Williams knows first-hand the impact of rape. In her early days of activism, she served as a volunteer in El Salvador. On her day off, a man asked her out on a date to one of the best restaurants in the city. Bored, and looking forward to a good meal, Williams accepted the invitation. During dinner, the man started talking about his role in the death squads, and the human rights abuses he had committed. Williams began to fear for her own safety, and asked to be taken home. After saying good night, she sat down to read a book, when there was a knock at the door. Thinking it could only be a member of the hotel staff, as the hotel was a gated community and those without keys could not get in, she opened the door. The man who had taken her on a date forced himself into her room, and raped her. Williams talked about the scariest part of the experience for her, "The next day, I was going to a meeting in a different part of the city, and I wanted to walk, and this car pulls up alongside me, and it's the man who raped me, and he says, 'What a ride?' and then laughs and drives off. I knew then that he had targeted me, and was following me, and could really harm me."
It was years before Williams told anyone about the rape. "The first person I told was my husband. I think I felt like it was my fault, and I was embarrassed that I had mad the decision to go out with a man who was part of the death squads. But once I realized I could give other women strength, perhaps, by sharing my story, it became easier to talk about it in public."
Williams has also begun work on a new Campaign, this one to ban so-called "killer robots," machines that can be programmed to assassinate humans without the need for an actual person to press a button or pull a trigger. As Williams notes, "Killer robots don't need human beings. Once they are programmed and released, they will be able to select the target and kill all on their own."
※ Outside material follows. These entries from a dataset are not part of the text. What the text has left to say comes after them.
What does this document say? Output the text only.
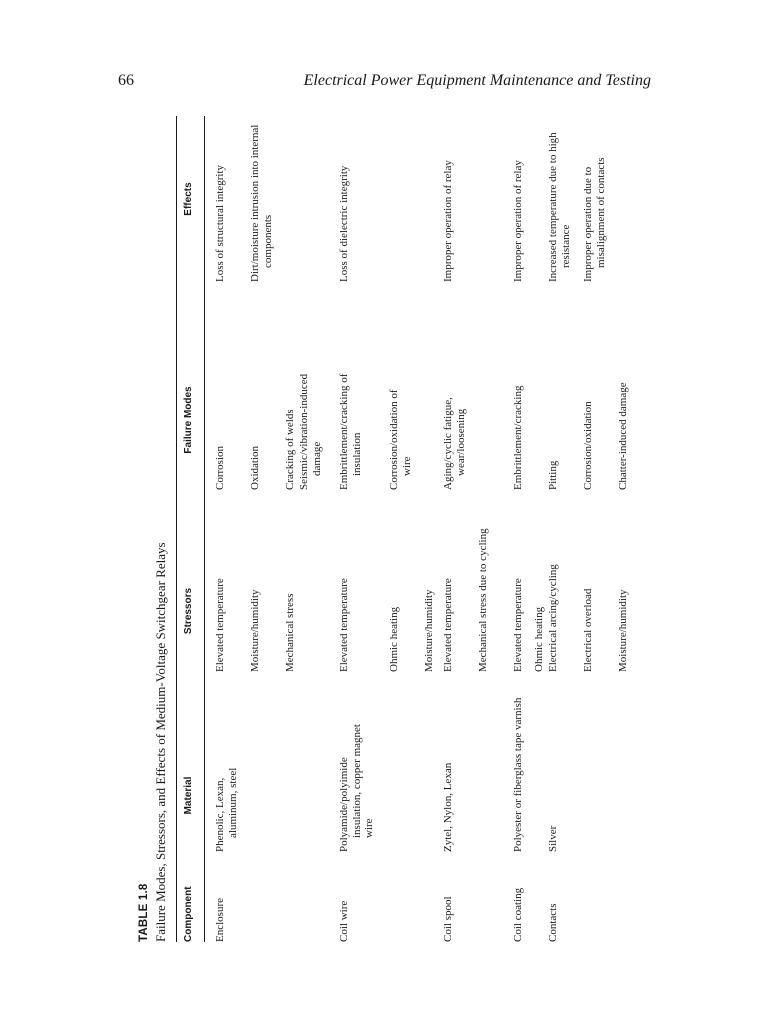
66	Electrical Power Equipment Maintenance and Testing
TABLE 1.8 Failure Modes, Stressors, and Effects of Medium-Voltage Switchgear Relays Component
Material
Stressors
Failure Modes
Effects
Enclosure
Phenolic, Lexan, aluminum, steel
Elevated temperature Moisture/humidity Mechanical stress
Corrosion Oxidation Cracking of welds Seismic/vibration-induced damage
Loss of structural integrity Dirt/moisture intrusion into internal components
Coil wire
Polyamide/polyimide insulation, copper magnet wire
Elevated temperature	Ohmic heating Moisture/humidity
Embrittlement/cracking of insulation Corrosion/oxidation of wire
Loss of dielectric integrity
Coil spool
Zytel, Nylon, Lexan
Elevated temperature Mechanical stress due to cycling
Aging/cyclic fatigue, wear/loosening
Improper operation of relay
Coil coating
Polyester or fiberglass tape varnish
Elevated temperature Ohmic heating
Embrittlement/cracking
Improper operation of relay
Contacts
Silver
Electrical arcing/cycling Electrical overload Moisture/humidity
Pitting Corrosion/oxidation Chatter-induced damage
Increased temperature due to high resistance Improper operation due to misalignment of contacts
With all she has seen and experienced, Mitchell asked Williams whether she is optimist or pessimistic about the world. "I believe in the power of people working together to change the world for the better for everybody. I believe it is possible, and that it can be done. I want people to know that activism isn't magic. It is not something that just important people do. It is a choice each and every one of us makes--to choose to participate and do something." Remembering what motivated her to chase after the older boys who were making fun of her brother, despite the fact that they were much older and bigger than her, Williams said "The work I did that day, and the work that I do in the world, is motivated by righteous indignation at injustice."